The following factors contribute to the weakening of the support of the upper lateral cartilages and increase the potential deformation and collapse called inverted v deformity:
- the avulsion or laceration of the upper lateral cartilages as a result of overaggressive rasping or excessive resection of these cartilages, which would cause a depression of the middle third of the nasal pyramid.
- an osteotomy that is too high, with excessive resection of tissue, especially along a large nose, or when there is a preexisting extensive coetaneous undermining.
The anatomy of the cartilaginous vault must be recreated, specifically the septal/upper lateral cartilage anatomy (the septal T) - that is the anterior septal border must be enlarged and a normal valve angle created.
The mucous roof can be sutured once an extramucosal dissection is done. The cartilaginous graft can be placed over the fixed portion of the nose to create spreading of the upper lateral cartilages and to raise the cutaneous coverage while increasing the functional mobility of the cartilages. Septal cartilage is the best material for dorsal grafts and spreader grafts. The cartilage can also be crushed slightly and positioned superficially on the upper lateral cartilage to reinforce it. Over the dorsum, Dr. Sam Rizk will sometimes use a 2-layered graft composed of an inlay graft wider than the anterior septal border that is inserted between the 2 osteocartilaginous flaps and an onlay graft placed superficially. These 2 grafts are sutured together for stability. The spreader graft consists of cartilage strips that are inserted in submucosal tunnels on either side of the anterior septal border, extending from the junction of the nasal bones and the upper lateral cartilages to the nasal valve area. It is preferable to thin the posterior edges of these grafts and to suture them through the anterior septal border under direct vision.
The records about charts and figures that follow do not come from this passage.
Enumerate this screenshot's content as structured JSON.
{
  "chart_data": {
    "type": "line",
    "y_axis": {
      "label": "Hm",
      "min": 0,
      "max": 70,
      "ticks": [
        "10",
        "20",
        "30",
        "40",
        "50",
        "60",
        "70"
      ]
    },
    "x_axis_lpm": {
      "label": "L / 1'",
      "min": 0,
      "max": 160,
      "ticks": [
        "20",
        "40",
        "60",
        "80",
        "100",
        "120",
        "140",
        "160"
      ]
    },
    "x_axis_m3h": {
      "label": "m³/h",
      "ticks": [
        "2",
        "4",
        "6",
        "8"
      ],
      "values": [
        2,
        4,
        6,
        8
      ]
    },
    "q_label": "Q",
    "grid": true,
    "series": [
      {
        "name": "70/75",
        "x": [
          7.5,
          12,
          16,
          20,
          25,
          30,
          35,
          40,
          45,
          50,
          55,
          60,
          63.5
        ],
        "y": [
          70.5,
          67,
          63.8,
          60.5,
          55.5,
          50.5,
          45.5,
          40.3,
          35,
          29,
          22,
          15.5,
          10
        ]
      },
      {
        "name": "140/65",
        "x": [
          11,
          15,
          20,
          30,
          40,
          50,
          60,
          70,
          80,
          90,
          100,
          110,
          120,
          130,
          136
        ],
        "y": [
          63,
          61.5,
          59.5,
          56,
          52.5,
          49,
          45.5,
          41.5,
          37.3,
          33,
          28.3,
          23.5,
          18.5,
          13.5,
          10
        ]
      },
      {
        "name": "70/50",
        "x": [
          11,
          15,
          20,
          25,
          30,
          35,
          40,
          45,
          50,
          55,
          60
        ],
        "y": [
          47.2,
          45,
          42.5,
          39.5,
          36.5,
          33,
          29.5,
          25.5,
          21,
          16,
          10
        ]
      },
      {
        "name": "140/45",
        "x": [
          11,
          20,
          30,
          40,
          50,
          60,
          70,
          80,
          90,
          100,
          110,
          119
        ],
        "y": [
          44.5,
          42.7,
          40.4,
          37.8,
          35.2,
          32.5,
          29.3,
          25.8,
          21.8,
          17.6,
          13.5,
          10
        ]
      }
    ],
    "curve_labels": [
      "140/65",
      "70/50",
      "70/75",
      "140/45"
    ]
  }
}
If septal cartilage is not available as in some revision rhinoplasty cases, then banked rib cartilage is an excellent option, better than ear cartilage. Dr. Rizk states that ear cartilage is better suited as an onlay graft or camouflage graft, rather than a spreader graft. A spreader graft needs to be straighter and stronger than ear cartilage and this is why Dr. Sam Rizk believes septal cartilage or banked rib cartilage is ideal.